Most taxpayers retain independent control over how they prepare and submit returns because the bill prevents the Treasury/IRS from operating or contracting a government-run tax‑prep platform, preserving private‑market choices.
Low-income filers continue to have access to existing private free-file partnerships and qualified preparer options so they can still obtain partner-provided free preparation services.
The bill lowers the risk that federal funds would be used to favor, subsidize, or implicitly endorse a specific electronic tax‑preparation vendor by blocking Treasury from funding or contracting such services without explicit statutory authorization.
Low‑ and middle‑income taxpayers lose access to a potential free IRS‑operated tax‑preparation option, which could increase out‑of‑pocket filing costs and make tax filing more complex for those who would have used a government service.
By prohibiting Treasury/IRS from pursuing pilot projects or partnerships to modernize filing systems, the bill slows possible improvements in filing efficiency, fraud detection, and long‑term compliance cost reductions—potentially forgoing future taxpayer savings.
The change may increase reliance on paid commercial software or paid preparers, raising recurring filing costs for filers who would have used a free or government‑supported option.
Based on analysis of 3 sections of legislative text.

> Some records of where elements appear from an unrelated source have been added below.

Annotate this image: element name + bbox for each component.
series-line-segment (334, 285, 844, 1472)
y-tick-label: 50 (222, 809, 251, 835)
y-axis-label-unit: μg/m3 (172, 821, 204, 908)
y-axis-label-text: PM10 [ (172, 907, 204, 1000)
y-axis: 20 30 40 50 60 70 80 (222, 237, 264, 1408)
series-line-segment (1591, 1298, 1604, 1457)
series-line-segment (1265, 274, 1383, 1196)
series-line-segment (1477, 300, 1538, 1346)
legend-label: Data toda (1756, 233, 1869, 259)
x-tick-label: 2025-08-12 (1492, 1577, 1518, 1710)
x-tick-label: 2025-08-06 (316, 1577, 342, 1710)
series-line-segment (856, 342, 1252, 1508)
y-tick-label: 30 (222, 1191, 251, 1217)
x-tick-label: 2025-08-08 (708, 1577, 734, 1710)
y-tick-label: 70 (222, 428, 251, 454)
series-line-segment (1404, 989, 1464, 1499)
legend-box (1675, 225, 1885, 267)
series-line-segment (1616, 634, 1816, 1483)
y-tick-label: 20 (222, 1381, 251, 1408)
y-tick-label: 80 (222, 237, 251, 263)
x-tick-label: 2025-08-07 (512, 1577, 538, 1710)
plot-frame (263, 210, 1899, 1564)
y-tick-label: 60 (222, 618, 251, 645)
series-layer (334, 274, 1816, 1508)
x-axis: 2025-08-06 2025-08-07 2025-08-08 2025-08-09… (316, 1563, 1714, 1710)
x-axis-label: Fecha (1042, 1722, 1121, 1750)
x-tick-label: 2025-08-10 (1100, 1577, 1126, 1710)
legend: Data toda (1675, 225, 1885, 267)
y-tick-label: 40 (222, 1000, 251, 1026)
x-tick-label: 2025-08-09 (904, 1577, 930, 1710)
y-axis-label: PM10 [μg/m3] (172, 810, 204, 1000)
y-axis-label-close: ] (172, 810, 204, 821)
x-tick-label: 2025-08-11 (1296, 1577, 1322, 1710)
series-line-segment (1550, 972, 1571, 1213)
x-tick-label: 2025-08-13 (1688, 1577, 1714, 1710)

Introduced January 15, 2025 by Marsha Blackburn · Last progress January 15, 2025
Prohibits the Treasury/IRS from preparing tax returns or refund claims itself or via an IRS-operated electronic preparation service, and blocks Treasury from awarding grants or contracts to develop or operate an electronic tax-preparation option unless another law specifically authorizes it. The measure preserves two narrow exceptions: returns prepared through an existing "qualified return preparation program" and returns prepared under the IRS Free File program, and it excludes routine automated calculations and certain error corrections from the ban.